Herein lay the crude germ of the modern doctrine of the “survival of the fittest.”
10. Man was the last to appear, and his primitive state was one of savagery. His first tools and weapons were of stone; then, after the discovery of metals, of copper; and, following that, of iron. His body and soul are alike compounded of atoms, and the soul is extinguished at death.
The science of Prehistoric Archæology confirms the theory of man’s slow passage from barbarism to civilization; and the science of Comparative Psychology declares that the evidence of his immortality is neither stronger nor weaker than the evidence of the immortality of the lower animals.
Such, in very broad outline, is the legacy of suggestive theories bequeathed by the Ionian school and its successors, theories which fell into the rear when Athens became a centre of intellectual life in which discussion passed from the physical to those ethical problems which lie outside the range of this survey.
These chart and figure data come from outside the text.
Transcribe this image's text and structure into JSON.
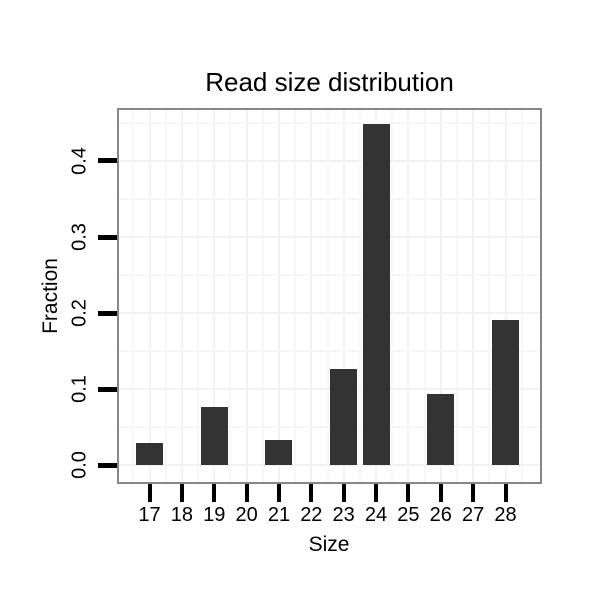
{
  "chart_data": {
    "type": "bar",
    "title": "Read size distribution",
    "xlabel": "Size",
    "ylabel": "Fraction",
    "categories": [
      "17",
      "18",
      "19",
      "20",
      "21",
      "22",
      "23",
      "24",
      "25",
      "26",
      "27",
      "28"
    ],
    "values": [
      0.029,
      0,
      0.076,
      0,
      0.033,
      0,
      0.126,
      0.448,
      0,
      0.094,
      0,
      0.191
    ],
    "ylim": [
      -0.022,
      0.467
    ],
    "yticks": [
      0,
      0.1,
      0.2,
      0.3,
      0.4
    ],
    "ytick_labels": [
      "0.0",
      "0.1",
      "0.2",
      "0.3",
      "0.4"
    ],
    "yticks_minor": [
      0.05,
      0.15,
      0.25,
      0.35,
      0.45
    ],
    "grid": "major and minor gridlines, very faint, on white panel",
    "legend": "none",
    "bar_color": "#333333",
    "panel_border_color": "#878787",
    "grid_major_color": "#f2f2f2",
    "grid_minor_color": "#f7f7f7",
    "tick_color": "#000000",
    "text_color": "#000000",
    "background_color": "#ffffff"
  }
}
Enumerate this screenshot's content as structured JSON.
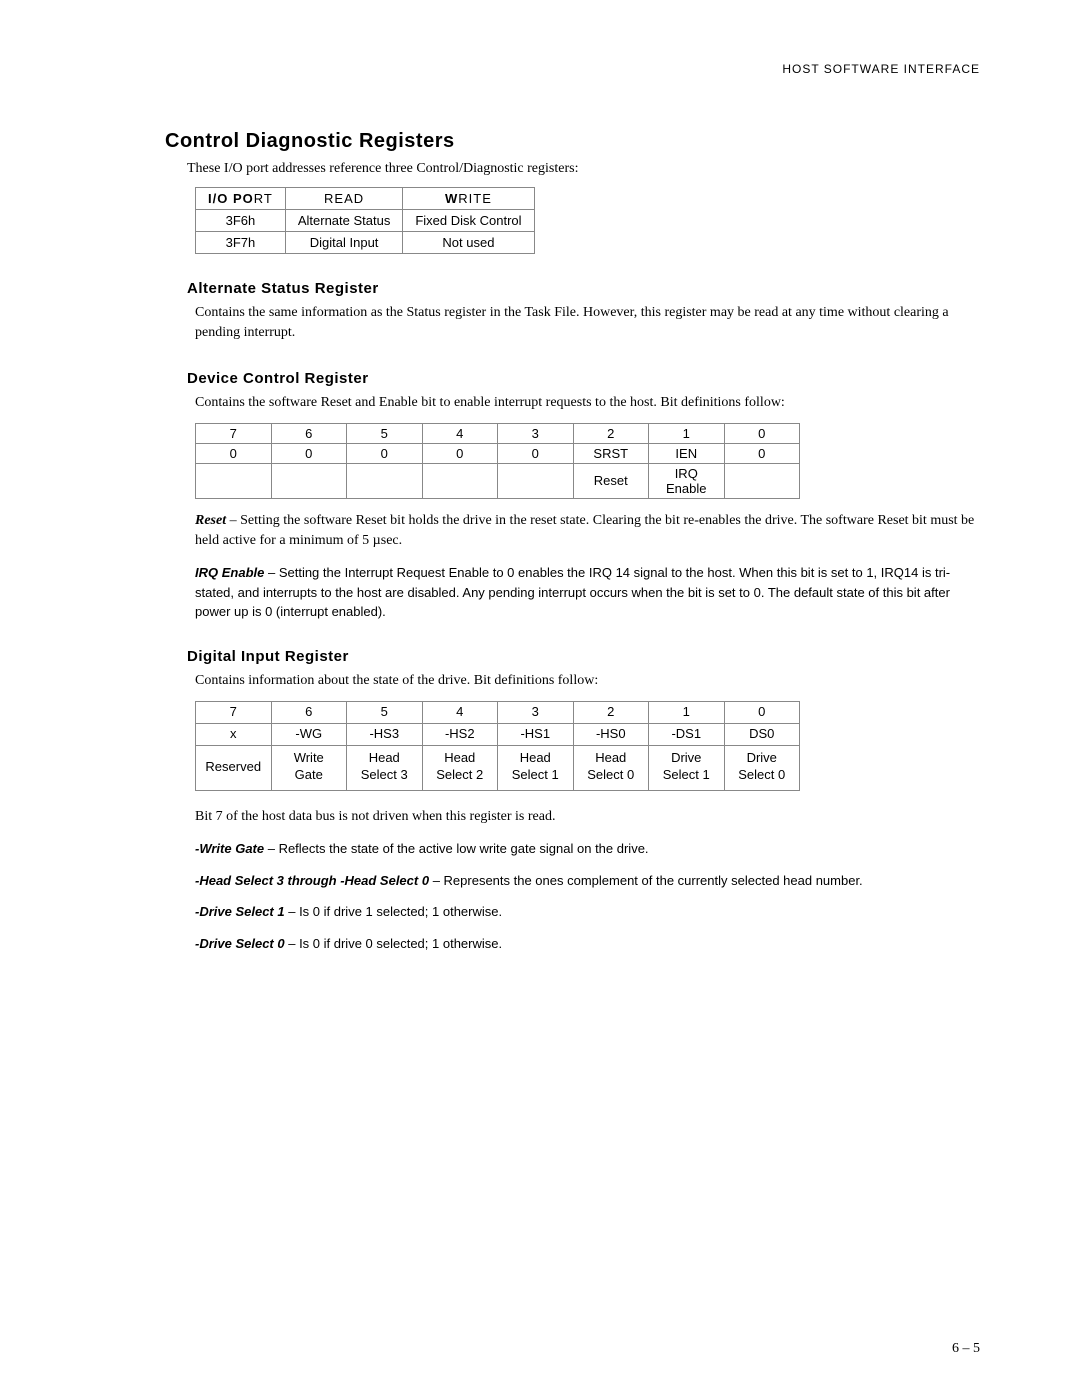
{
  "header": "HOST SOFTWARE INTERFACE",
  "page_number": "6 – 5",
  "section_title": "Control Diagnostic Registers",
  "intro": "These I/O port addresses reference three Control/Diagnostic registers:",
  "ioport_table": {
    "columns": [
      "I/O PORT",
      "READ",
      "WRITE"
    ],
    "rows": [
      [
        "3F6h",
        "Alternate Status",
        "Fixed Disk Control"
      ],
      [
        "3F7h",
        "Digital Input",
        "Not used"
      ]
    ]
  },
  "alt_status": {
    "title": "Alternate Status Register",
    "text": "Contains the same information as the Status register in the Task File. However, this register may be read at any time without clearing a pending interrupt."
  },
  "dev_ctrl": {
    "title": "Device Control Register",
    "text": "Contains the software Reset and Enable bit to enable interrupt requests to the host. Bit definitions follow:",
    "bits_header": [
      "7",
      "6",
      "5",
      "4",
      "3",
      "2",
      "1",
      "0"
    ],
    "bits_values": [
      "0",
      "0",
      "0",
      "0",
      "0",
      "SRST",
      "IEN",
      "0"
    ],
    "bits_labels": [
      "",
      "",
      "",
      "",
      "",
      "Reset",
      "IRQ Enable",
      ""
    ],
    "reset_term": "Reset",
    "reset_text": " – Setting the software Reset bit holds the drive in the reset state. Clearing the bit re-enables the drive. The software Reset bit must be held active for a minimum of 5 µsec.",
    "irq_term": "IRQ Enable",
    "irq_text": " – Setting the Interrupt Request Enable to 0 enables the IRQ 14 signal to the host. When this bit is set to 1, IRQ14 is tri-stated, and interrupts to the host are disabled. Any pending interrupt occurs when the bit is set to 0. The default state of this bit after power up is 0 (interrupt enabled)."
  },
  "dig_in": {
    "title": "Digital Input Register",
    "text": "Contains information about the state of the drive. Bit definitions follow:",
    "bits_header": [
      "7",
      "6",
      "5",
      "4",
      "3",
      "2",
      "1",
      "0"
    ],
    "bits_values": [
      "x",
      "-WG",
      "-HS3",
      "-HS2",
      "-HS1",
      "-HS0",
      "-DS1",
      "DS0"
    ],
    "bits_labels": [
      "Reserved",
      "Write\nGate",
      "Head\nSelect 3",
      "Head\nSelect 2",
      "Head\nSelect 1",
      "Head\nSelect 0",
      "Drive\nSelect 1",
      "Drive\nSelect 0"
    ],
    "note": "Bit 7 of the host data bus is not driven when this register is read.",
    "defs": [
      {
        "term": "-Write Gate",
        "text": " – Reflects the state of the active low write gate signal on the drive."
      },
      {
        "term": "-Head Select 3 through -Head Select 0",
        "text": " – Represents the ones complement of the currently selected head number."
      },
      {
        "term": "-Drive Select 1",
        "text": " – Is 0 if drive 1 selected; 1 otherwise."
      },
      {
        "term": "-Drive Select 0",
        "text": " – Is 0 if drive 0 selected; 1 otherwise."
      }
    ]
  }
}
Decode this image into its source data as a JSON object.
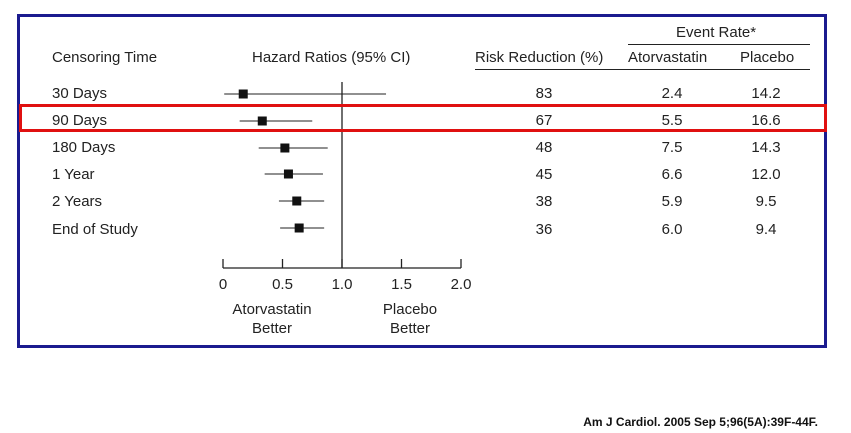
{
  "chart_data": {
    "type": "forest",
    "columns": {
      "censoring_time": "Censoring Time",
      "hazard_ratios": "Hazard Ratios (95% CI)",
      "risk_reduction": "Risk Reduction (%)",
      "event_rate_group": "Event Rate*",
      "atorvastatin": "Atorvastatin",
      "placebo": "Placebo"
    },
    "rows": [
      {
        "label": "30 Days",
        "hr": 0.17,
        "ci_low": 0.01,
        "ci_high": 1.37,
        "risk_reduction": "83",
        "atorvastatin": "2.4",
        "placebo": "14.2"
      },
      {
        "label": "90 Days",
        "hr": 0.33,
        "ci_low": 0.14,
        "ci_high": 0.75,
        "risk_reduction": "67",
        "atorvastatin": "5.5",
        "placebo": "16.6"
      },
      {
        "label": "180 Days",
        "hr": 0.52,
        "ci_low": 0.3,
        "ci_high": 0.88,
        "risk_reduction": "48",
        "atorvastatin": "7.5",
        "placebo": "14.3"
      },
      {
        "label": "1 Year",
        "hr": 0.55,
        "ci_low": 0.35,
        "ci_high": 0.84,
        "risk_reduction": "45",
        "atorvastatin": "6.6",
        "placebo": "12.0"
      },
      {
        "label": "2 Years",
        "hr": 0.62,
        "ci_low": 0.47,
        "ci_high": 0.85,
        "risk_reduction": "38",
        "atorvastatin": "5.9",
        "placebo": "9.5"
      },
      {
        "label": "End of Study",
        "hr": 0.64,
        "ci_low": 0.48,
        "ci_high": 0.85,
        "risk_reduction": "36",
        "atorvastatin": "6.0",
        "placebo": "9.4"
      }
    ],
    "x_ticks": [
      "0",
      "0.5",
      "1.0",
      "1.5",
      "2.0"
    ],
    "x_tick_values": [
      0,
      0.5,
      1.0,
      1.5,
      2.0
    ],
    "xlim": [
      0,
      2.0
    ],
    "reference_line": 1.0,
    "left_caption": [
      "Atorvastatin",
      "Better"
    ],
    "right_caption": [
      "Placebo",
      "Better"
    ],
    "highlighted_row": "90 Days"
  },
  "citation": "Am J Cardiol. 2005 Sep 5;96(5A):39F-44F.",
  "colors": {
    "frame": "#1b1b8f",
    "highlight": "#e01010",
    "ink": "#222222"
  }
}
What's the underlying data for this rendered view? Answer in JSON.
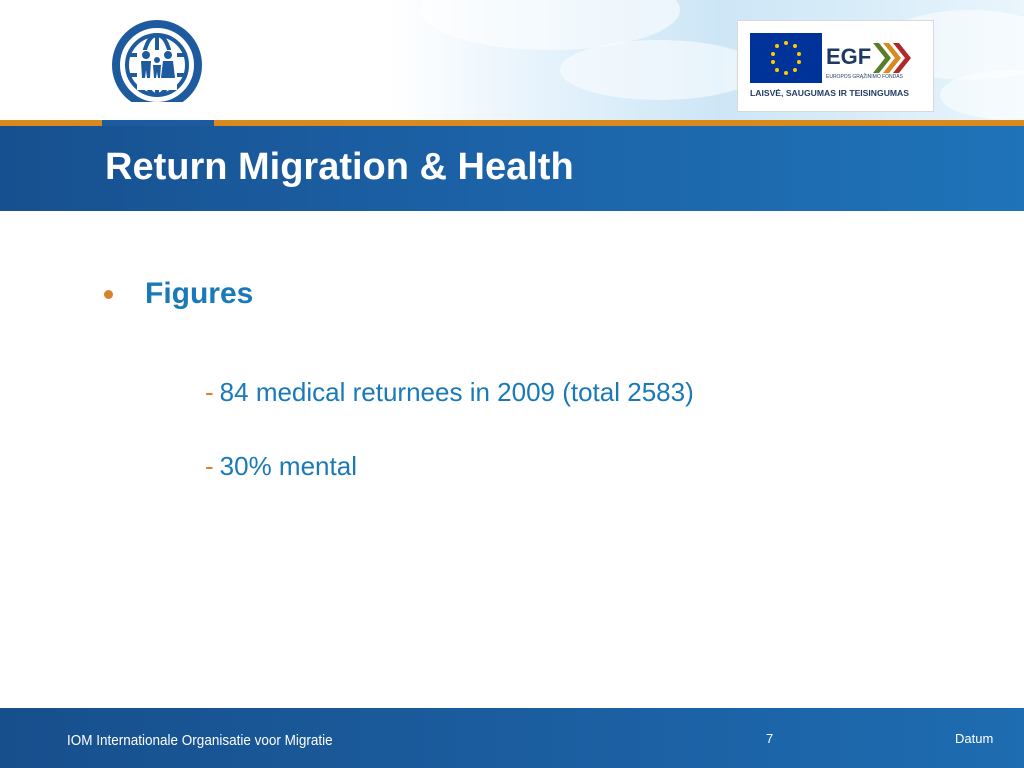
{
  "header": {
    "title": "Return Migration & Health",
    "egf_logo": {
      "mark": "EGF",
      "fund_name": "EUROPOS GRĄŽINIMO FONDAS",
      "tagline": "LAISVĖ, SAUGUMAS IR TEISINGUMAS"
    },
    "iom_logo_icon": "iom-globe-family-icon"
  },
  "content": {
    "bullet": {
      "label": "Figures",
      "items": [
        {
          "dash": "-",
          "text": "84 medical returnees in 2009 (total 2583)"
        },
        {
          "dash": "-",
          "text": "30% mental"
        }
      ]
    }
  },
  "footer": {
    "organization": "IOM Internationale Organisatie voor Migratie",
    "page_number": "7",
    "date_placeholder": "Datum"
  },
  "colors": {
    "brand_blue": "#1c63a8",
    "accent_orange": "#d9822b",
    "text_blue": "#1a7ab8",
    "eu_blue": "#003399",
    "eu_yellow": "#ffcc00"
  }
}
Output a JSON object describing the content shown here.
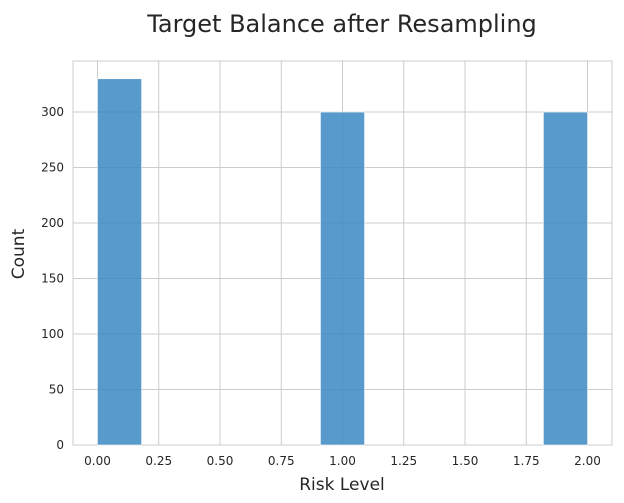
{
  "chart_data": {
    "type": "bar",
    "title": "Target Balance after Resampling",
    "xlabel": "Risk Level",
    "ylabel": "Count",
    "bins": [
      {
        "x0": 0.0,
        "x1": 0.18,
        "count": 330
      },
      {
        "x0": 0.91,
        "x1": 1.09,
        "count": 300
      },
      {
        "x0": 1.82,
        "x1": 2.0,
        "count": 300
      }
    ],
    "xlim": [
      -0.1,
      2.1
    ],
    "ylim": [
      0,
      346
    ],
    "xticks": [
      "0.00",
      "0.25",
      "0.50",
      "0.75",
      "1.00",
      "1.25",
      "1.50",
      "1.75",
      "2.00"
    ],
    "yticks": [
      "0",
      "50",
      "100",
      "150",
      "200",
      "250",
      "300"
    ],
    "grid": true,
    "bar_color": "#3a88c2"
  }
}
Although Aristotle, by his prolonged and careful observations, forms a conspicuous exception, the fact abides that insight, rather than experiment, ruled Greek speculation, the fantastic guesses of parts of which themselves evidence the survival of the crude and false ideas about earth and sky long prevailing. The more wonderful is it, therefore, that so much therein points the way along which inquiry travelled after its subsequent long arrest; and the more apparent is it that nothing in science or art, and but little in theological speculations, at least among us Westerns, can be understood without reference to Greece.